Grants and Contracts Details


We propose to develop an operational database and functional understanding of the inherent safety of commercial secondary Li-ion batteries used in portable communications, tracking devices, cap lamps and AMS equipment operating in mine environments. Many safety issues with current Li-ion batteries are derived from thermal runaway and the intrinsic flammability of organic solvents, which can result in explosion and venting of hot gases. In mining environments where fine coal dust and methane gas can act as potential ignition sources, thermal runaway of Li-ion batteries can further jeopardize the safety of miners.
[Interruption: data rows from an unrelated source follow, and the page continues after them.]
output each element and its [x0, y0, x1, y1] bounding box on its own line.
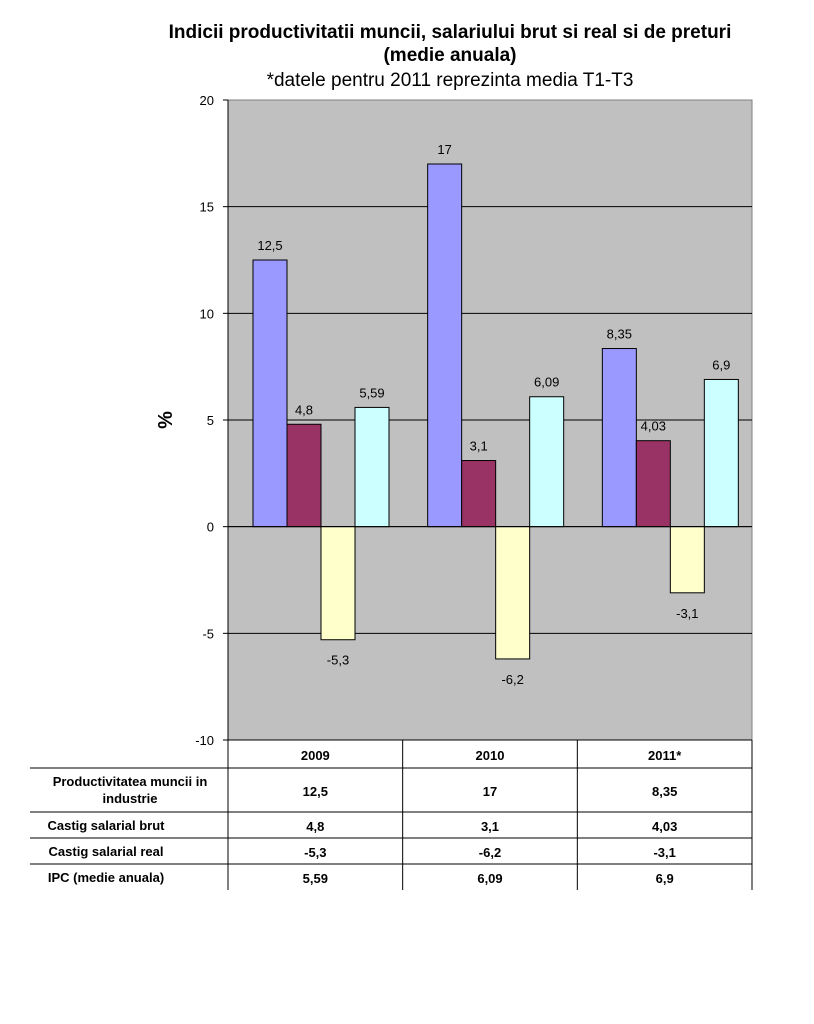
table-cell: 6,09	[477, 871, 502, 886]
bar	[354, 406, 390, 528]
table-cell: 8,35	[652, 784, 677, 799]
table-cell: 17	[483, 784, 497, 799]
bar	[635, 440, 671, 528]
data-label: -6,2	[501, 672, 523, 687]
legend-entry: IPC (medie anuala)	[48, 870, 164, 885]
data-label: 6,09	[534, 375, 559, 390]
table-cell: 3,1	[481, 819, 499, 834]
table-cell: -5,3	[304, 845, 326, 860]
y-tick-label: -5	[202, 626, 214, 641]
data-label: 4,03	[641, 419, 666, 434]
data-label: 12,5	[257, 238, 282, 253]
x-category-label: 2010	[476, 748, 505, 763]
y-tick-label: 10	[200, 306, 214, 321]
chart-title: Indicii productivitatii muncii, salariul…	[168, 22, 732, 43]
table-cell: -6,2	[479, 845, 501, 860]
data-label: 4,8	[295, 402, 313, 417]
x-category-label: 2009	[301, 748, 330, 763]
y-tick-label: -10	[195, 733, 214, 748]
data-label: -5,3	[327, 653, 349, 668]
data-label: 5,59	[359, 385, 384, 400]
table-cell: 4,03	[652, 819, 677, 834]
data-label: 17	[437, 142, 451, 157]
bar	[427, 163, 463, 528]
bar	[320, 526, 356, 641]
table-cell: 5,59	[303, 871, 328, 886]
legend-entry: Castig salarial brut	[47, 818, 165, 833]
bar	[703, 378, 739, 528]
data-label: 3,1	[470, 439, 488, 454]
bar	[601, 348, 637, 528]
table-cell: -3,1	[653, 845, 675, 860]
chart-subtitle: *datele pentru 2011 reprezinta media T1-…	[266, 70, 634, 91]
bar	[252, 259, 288, 528]
data-label: -3,1	[676, 606, 698, 621]
bar	[461, 460, 497, 528]
legend-entry: Castig salarial real	[49, 844, 164, 859]
data-label: 8,35	[607, 327, 632, 342]
bar	[495, 526, 531, 660]
legend-entry: Productivitatea muncii in industrie	[53, 774, 208, 806]
y-tick-label: 0	[207, 520, 214, 535]
y-tick-label: 20	[200, 93, 214, 108]
y-tick-label: 15	[200, 200, 214, 215]
bar	[669, 526, 705, 594]
table-cell: 6,9	[656, 871, 674, 886]
data-label: 6,9	[712, 357, 730, 372]
bar	[286, 423, 322, 528]
table-cell: 4,8	[306, 819, 324, 834]
y-tick-label: 5	[207, 413, 214, 428]
y-axis-label: %	[155, 411, 177, 429]
x-category-label: 2011*	[648, 748, 682, 763]
table-cell: 12,5	[303, 784, 328, 799]
bar	[529, 396, 565, 528]
chart-title-line2: (medie anuala)	[383, 45, 517, 66]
To this end, we will evaluate the potential ignition hazards of commercial Li-ion batteries subjected to mechanical (crush) and overcharge/ over-discharge abuse testing operating in a mine environment (methane/air gas mixture). A pragmatic study of the potential ignition hazard of commercially available cells will be evaluated as a function of cathode and anode chemistry, electrolyte solvent and state-of-charge (SOC) under crush testing and over-charge/over-discharge abuse conditions in a mixture of 6.5% CH4/air. Data generated in this study will be used to evaluate risk potential for ignition hazards, develop recommendations for selecting commercial battery chemistries and establish safe maintenance and operating protocols for devices using Li-ion batteries.